Why West Africa needs a Sound Regulatory Mechanism for the Pharmaceutical Industry?

Why West Africa needs a Sound Regulatory Mechanism for the Pharmaceutical Industry?

Highlights

  • Fake and substandard medicines pose a significant problem in West African countries

  • Regional initiatives aim to prevent the entry of counterfeit drugs through authorized channels

  • Tracking technology can streamline pharmaceutical supply chains

 

A strong regulatory capability is a prerequisite for a well-functioning healthcare system. However, a World Health Organisation (WHO) report found that 70% of countries globally have weak regulatory frameworks. The situation is further exacerbated in African countries that grapple with a heavy burden of infectious diseases, climate change, geopolitical instability and inflation.

 

The status quo impacts several facets of healthcare services such as quality of medical equipment, training of workers, administration of healthcare facilities, deployment of resources and crucially the pharmaceutical industry’s operations.

 

The situation is exemplified by the treatment for a vector-borne disease such as malaria. Consider the fact that malaria caused 593,000 deaths across Africa in 2021. What’s equally alarming is that spurious and poor-quality medicines for malaria led to 267,000 fatalities, primarily in sub-Saharan Africa.

 

WHO recommended a shift to artemisinin-based combination therapies (ACT) after conventional remedies based on chloroquine and sulfadoxine-pyrimethamine lost efficacy amid a rise in deadlier strains of the disease. However, the change has resulted in surge with counterfeit ACT drugs flooding the global market. The widespread demand has fueled a parallel industry in West Africa with Guinea and Burkina Faso serving as transit hubs for the sale of fake medicines.

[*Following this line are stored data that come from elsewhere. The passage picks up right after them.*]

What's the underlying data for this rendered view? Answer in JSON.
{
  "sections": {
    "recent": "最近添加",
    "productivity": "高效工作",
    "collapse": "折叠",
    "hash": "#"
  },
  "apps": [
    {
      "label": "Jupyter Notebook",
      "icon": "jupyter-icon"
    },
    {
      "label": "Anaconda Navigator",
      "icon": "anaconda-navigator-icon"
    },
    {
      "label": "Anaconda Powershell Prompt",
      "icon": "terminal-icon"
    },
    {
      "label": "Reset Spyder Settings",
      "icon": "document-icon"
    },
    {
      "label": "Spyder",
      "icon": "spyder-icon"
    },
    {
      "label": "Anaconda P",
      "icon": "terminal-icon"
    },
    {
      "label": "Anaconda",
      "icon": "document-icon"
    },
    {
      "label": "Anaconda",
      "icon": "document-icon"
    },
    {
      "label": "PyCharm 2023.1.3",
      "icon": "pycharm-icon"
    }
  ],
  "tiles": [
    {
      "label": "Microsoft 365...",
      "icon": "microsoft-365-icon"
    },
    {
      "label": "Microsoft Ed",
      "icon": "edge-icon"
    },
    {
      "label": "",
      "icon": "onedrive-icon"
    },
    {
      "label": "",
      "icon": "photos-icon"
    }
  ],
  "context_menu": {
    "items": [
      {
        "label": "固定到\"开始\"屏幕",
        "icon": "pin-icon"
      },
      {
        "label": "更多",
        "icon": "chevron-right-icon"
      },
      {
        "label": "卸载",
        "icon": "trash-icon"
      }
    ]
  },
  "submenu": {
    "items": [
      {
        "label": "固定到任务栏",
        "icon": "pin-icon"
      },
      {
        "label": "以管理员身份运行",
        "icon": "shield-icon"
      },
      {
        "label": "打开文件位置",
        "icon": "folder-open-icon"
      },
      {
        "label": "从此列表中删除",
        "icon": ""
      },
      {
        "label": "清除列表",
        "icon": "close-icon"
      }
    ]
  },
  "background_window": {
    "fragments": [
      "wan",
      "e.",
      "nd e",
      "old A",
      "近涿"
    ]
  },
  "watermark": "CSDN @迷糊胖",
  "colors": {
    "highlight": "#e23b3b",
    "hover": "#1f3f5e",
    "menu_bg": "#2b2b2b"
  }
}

The state of affairs is not restricted to drugs for malaria. Substandard medication is an equally vexing issue for the authorities. A recent survey found that almost all of the paracetamol medication sold in Nigeria is underdosed, ranging from 185mg to 358mg, below WHO’s limit of 500mg. Senegal and Gambia reported contamination cases involving 58 cough syrup product batches between 2020 and 2023.

 

A 2023 United Nations Office on Drugs and Crime report found that unauthorised importers utilize extensive supply chains comprising of illicit laboratories, distribution centres and pharmacists along with government officials. The different entities serve to manufacture, store, circulate and sell the drugs.

African governments are implementing track-and-trace technologies to curb the entry of fake medicines within the official system. For instance, Nigeria has implemented forensic methods to combine unique identification tags with an authentication technique. Nigeria’s National Agency for Food and Drug Administration and Control has sought to embed a text messaging service to authenticate medicines with a code beneath a scratch panel on packages.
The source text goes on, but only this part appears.